22 Apr 2013

Reserve Bank tipped to keep interest rates on hold

7:37 am on 22 April 2013

Economists are almost certain that the Reserve Bank will keep interest rates on hold at 2.5%, when the bank announces its next interest rate decision on Thursday.

A poll by Reuters of 17 economists shows most of them are sure the official cash rate will be kept at its record low.

Westpac chief economist Dominic Stephens said the central bank was likely to sit on the fence for some time, but he would be paying close attention to comments that may hint at the bank's future direction.

He said there were two major risks: first that the very high exchange rate could depress inflation further meaning that the best course of action would be to keep the OCR low or move it even lower.
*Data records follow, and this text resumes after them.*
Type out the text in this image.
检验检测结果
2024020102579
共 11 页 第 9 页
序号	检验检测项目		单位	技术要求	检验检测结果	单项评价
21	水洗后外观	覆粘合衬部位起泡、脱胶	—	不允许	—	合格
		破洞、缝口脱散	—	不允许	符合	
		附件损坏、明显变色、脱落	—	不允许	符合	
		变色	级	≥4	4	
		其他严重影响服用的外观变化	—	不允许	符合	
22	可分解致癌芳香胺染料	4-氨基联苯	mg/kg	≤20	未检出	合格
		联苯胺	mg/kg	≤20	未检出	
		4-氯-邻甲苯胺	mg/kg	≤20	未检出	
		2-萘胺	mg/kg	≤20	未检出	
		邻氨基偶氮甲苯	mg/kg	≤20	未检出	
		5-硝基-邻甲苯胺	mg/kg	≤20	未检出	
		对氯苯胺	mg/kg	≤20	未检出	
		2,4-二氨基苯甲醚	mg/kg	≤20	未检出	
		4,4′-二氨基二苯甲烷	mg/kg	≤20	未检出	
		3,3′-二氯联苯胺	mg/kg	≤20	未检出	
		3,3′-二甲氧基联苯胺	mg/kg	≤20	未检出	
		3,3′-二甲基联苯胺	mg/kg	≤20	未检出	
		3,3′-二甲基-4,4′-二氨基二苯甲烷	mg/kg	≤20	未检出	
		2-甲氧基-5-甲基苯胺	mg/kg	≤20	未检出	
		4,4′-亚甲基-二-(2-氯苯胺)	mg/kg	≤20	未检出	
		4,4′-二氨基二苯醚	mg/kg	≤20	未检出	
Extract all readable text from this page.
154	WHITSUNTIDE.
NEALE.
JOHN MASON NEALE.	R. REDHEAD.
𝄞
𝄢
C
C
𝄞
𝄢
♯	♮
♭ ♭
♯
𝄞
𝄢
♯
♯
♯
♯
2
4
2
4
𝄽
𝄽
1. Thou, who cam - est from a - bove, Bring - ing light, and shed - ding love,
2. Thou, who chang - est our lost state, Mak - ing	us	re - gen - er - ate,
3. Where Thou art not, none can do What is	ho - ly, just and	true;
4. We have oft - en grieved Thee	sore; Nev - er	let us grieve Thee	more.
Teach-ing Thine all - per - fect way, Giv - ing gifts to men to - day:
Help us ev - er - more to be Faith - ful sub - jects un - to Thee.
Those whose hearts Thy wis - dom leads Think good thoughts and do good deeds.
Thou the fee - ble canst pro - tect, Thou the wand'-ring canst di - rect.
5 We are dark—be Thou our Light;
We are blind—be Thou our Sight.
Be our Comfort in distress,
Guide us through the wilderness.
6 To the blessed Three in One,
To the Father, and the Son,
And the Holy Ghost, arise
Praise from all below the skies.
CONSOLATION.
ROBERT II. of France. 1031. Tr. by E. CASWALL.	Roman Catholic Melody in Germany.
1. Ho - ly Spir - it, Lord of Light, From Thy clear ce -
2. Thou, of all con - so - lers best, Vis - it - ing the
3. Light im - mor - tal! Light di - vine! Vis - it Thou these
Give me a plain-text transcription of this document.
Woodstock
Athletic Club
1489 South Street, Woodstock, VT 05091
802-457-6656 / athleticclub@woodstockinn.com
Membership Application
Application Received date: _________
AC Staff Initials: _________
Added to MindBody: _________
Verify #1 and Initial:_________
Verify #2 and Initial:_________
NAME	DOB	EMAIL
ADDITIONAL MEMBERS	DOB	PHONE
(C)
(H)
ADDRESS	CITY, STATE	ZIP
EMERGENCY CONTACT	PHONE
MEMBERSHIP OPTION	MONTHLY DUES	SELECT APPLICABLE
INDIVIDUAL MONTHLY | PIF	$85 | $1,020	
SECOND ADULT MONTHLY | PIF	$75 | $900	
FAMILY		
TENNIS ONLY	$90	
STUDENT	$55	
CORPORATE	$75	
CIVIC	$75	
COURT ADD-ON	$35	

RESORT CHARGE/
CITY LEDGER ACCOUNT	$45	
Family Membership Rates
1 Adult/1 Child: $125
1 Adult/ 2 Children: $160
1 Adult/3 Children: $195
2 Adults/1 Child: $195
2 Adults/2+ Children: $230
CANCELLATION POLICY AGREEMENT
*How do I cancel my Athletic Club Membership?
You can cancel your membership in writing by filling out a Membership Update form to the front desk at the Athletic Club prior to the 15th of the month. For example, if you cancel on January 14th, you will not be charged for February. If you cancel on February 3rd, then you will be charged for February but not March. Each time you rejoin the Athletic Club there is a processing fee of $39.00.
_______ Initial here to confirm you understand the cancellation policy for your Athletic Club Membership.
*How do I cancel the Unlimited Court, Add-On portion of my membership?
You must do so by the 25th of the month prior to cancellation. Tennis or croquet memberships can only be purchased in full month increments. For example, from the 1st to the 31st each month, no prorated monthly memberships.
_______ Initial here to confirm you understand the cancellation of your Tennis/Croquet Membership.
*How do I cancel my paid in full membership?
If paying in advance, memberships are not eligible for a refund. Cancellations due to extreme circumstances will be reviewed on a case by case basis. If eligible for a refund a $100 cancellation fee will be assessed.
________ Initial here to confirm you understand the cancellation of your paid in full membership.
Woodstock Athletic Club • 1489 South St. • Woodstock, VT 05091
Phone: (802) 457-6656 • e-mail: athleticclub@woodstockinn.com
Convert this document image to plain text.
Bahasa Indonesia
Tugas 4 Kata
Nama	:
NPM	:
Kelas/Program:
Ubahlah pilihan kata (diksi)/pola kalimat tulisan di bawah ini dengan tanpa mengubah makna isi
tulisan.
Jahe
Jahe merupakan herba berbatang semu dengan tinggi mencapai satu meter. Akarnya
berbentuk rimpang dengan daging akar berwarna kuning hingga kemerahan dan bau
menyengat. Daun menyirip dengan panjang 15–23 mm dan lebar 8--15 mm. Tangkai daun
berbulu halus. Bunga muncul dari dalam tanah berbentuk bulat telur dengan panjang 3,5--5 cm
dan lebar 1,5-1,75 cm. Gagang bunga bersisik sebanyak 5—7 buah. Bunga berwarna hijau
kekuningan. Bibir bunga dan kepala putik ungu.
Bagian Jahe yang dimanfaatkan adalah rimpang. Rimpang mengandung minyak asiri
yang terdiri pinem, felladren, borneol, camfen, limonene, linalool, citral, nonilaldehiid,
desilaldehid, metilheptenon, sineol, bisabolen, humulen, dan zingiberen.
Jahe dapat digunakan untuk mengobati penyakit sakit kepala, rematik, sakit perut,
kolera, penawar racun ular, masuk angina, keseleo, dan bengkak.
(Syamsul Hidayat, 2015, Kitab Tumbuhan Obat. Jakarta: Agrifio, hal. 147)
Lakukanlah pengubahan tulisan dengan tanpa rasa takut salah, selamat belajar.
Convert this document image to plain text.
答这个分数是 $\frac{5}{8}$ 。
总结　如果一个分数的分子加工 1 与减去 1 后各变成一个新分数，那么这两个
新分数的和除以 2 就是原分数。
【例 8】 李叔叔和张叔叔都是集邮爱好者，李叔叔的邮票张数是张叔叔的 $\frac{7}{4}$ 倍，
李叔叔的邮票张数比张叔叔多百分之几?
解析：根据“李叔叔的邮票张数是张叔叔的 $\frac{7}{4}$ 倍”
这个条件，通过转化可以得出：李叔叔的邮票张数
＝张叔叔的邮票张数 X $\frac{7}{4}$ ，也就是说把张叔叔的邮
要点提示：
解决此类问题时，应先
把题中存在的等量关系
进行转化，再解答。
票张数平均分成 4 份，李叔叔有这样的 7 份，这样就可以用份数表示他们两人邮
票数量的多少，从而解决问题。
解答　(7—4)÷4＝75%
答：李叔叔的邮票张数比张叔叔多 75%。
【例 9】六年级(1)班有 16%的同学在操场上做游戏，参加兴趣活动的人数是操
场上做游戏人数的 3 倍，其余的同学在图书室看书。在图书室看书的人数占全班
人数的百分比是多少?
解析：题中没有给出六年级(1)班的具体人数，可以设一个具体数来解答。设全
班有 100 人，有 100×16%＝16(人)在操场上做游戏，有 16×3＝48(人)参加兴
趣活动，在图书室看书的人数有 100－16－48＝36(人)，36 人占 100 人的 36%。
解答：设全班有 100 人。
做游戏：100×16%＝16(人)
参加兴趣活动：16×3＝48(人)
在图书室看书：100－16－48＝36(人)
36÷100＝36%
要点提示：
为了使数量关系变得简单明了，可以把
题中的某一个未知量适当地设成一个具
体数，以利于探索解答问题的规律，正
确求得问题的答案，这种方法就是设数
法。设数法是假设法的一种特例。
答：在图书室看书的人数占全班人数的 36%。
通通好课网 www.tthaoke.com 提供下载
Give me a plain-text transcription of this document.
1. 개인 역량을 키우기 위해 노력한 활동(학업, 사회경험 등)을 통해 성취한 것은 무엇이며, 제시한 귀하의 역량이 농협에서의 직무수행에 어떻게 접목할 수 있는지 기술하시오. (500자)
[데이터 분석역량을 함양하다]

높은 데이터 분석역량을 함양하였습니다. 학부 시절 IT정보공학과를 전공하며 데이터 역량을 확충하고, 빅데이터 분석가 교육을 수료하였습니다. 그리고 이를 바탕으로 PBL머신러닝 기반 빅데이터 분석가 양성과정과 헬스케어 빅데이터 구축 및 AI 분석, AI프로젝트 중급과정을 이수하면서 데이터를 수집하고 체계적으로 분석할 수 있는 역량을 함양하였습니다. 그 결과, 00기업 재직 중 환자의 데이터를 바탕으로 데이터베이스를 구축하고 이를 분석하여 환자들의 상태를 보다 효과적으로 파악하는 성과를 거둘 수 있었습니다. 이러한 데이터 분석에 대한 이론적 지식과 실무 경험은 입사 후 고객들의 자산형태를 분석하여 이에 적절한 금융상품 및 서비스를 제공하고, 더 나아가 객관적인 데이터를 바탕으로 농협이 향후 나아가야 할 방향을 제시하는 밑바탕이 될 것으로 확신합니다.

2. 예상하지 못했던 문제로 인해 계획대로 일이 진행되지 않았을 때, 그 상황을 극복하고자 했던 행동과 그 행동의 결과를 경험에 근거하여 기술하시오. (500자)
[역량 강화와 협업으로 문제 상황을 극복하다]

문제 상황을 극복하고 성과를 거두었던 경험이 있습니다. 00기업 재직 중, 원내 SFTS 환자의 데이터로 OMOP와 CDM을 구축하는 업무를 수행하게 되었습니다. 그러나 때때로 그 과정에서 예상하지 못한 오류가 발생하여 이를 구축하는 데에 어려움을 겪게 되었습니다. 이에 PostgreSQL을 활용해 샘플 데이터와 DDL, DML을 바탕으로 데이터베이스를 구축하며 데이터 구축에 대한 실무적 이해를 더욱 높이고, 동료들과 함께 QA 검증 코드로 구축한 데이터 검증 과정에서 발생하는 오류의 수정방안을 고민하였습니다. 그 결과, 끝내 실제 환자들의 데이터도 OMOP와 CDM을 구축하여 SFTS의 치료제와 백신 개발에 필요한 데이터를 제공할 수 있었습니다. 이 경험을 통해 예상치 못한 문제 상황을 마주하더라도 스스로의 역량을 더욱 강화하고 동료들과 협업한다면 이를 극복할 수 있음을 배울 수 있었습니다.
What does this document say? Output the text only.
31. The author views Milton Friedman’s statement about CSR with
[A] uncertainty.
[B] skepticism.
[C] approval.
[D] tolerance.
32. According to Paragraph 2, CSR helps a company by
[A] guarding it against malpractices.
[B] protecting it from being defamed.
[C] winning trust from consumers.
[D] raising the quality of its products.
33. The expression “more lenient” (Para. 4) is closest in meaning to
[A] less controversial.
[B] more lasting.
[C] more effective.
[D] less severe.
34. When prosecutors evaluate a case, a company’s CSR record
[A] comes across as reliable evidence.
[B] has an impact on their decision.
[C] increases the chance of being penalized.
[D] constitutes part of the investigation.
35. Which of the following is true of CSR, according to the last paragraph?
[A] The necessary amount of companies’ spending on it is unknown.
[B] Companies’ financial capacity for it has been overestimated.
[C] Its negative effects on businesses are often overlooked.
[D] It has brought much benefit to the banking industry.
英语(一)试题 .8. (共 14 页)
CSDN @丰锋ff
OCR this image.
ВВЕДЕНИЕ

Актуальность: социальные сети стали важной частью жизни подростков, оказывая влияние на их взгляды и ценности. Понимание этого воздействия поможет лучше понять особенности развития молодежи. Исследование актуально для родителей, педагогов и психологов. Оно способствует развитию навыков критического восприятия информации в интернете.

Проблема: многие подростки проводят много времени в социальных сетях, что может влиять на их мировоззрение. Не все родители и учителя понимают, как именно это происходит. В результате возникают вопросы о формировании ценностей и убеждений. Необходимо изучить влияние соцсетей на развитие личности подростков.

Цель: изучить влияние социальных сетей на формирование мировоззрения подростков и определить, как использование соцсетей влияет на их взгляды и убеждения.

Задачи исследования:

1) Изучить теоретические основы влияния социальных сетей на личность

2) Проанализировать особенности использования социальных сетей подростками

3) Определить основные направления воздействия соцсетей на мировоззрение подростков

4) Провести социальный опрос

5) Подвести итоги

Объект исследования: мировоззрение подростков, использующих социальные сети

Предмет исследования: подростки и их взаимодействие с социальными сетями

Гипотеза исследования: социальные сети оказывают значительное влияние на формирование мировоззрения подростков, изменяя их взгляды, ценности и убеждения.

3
But Mr Stephens said the other risk was that the housing market could become too buoyant and the rebuilding of Christchurch could generate too much inflation pressure in which case the Reserve Bank should move towards increasing the OCR.

He said there was no particular pressure on the Reserve Bank to decide which of those risks was the more important and it could just sit on the fence for a time yet.

Some economists predict a rise in the OCR as soon as September, while others favour March next year.

Westpac's Dominic Stephens said he was picking later, rather than sooner, because inflation was low, giving the Reserve Bank more time to wait.

Deutsche Bank chief economist Darren Gibbs agreed, but said there was potential for the next rise to be pushed out even further if the central bank used new macro-prudential tools to slow down the housing market.

He said the bank's next Financial Stability Report on 8 May may provide some guidance on how, and when, these tools might be used.

Mr Gibbs said if the bank were to use the macro-prudential tools that would probably mean less upward pressure on the OCR later in the year.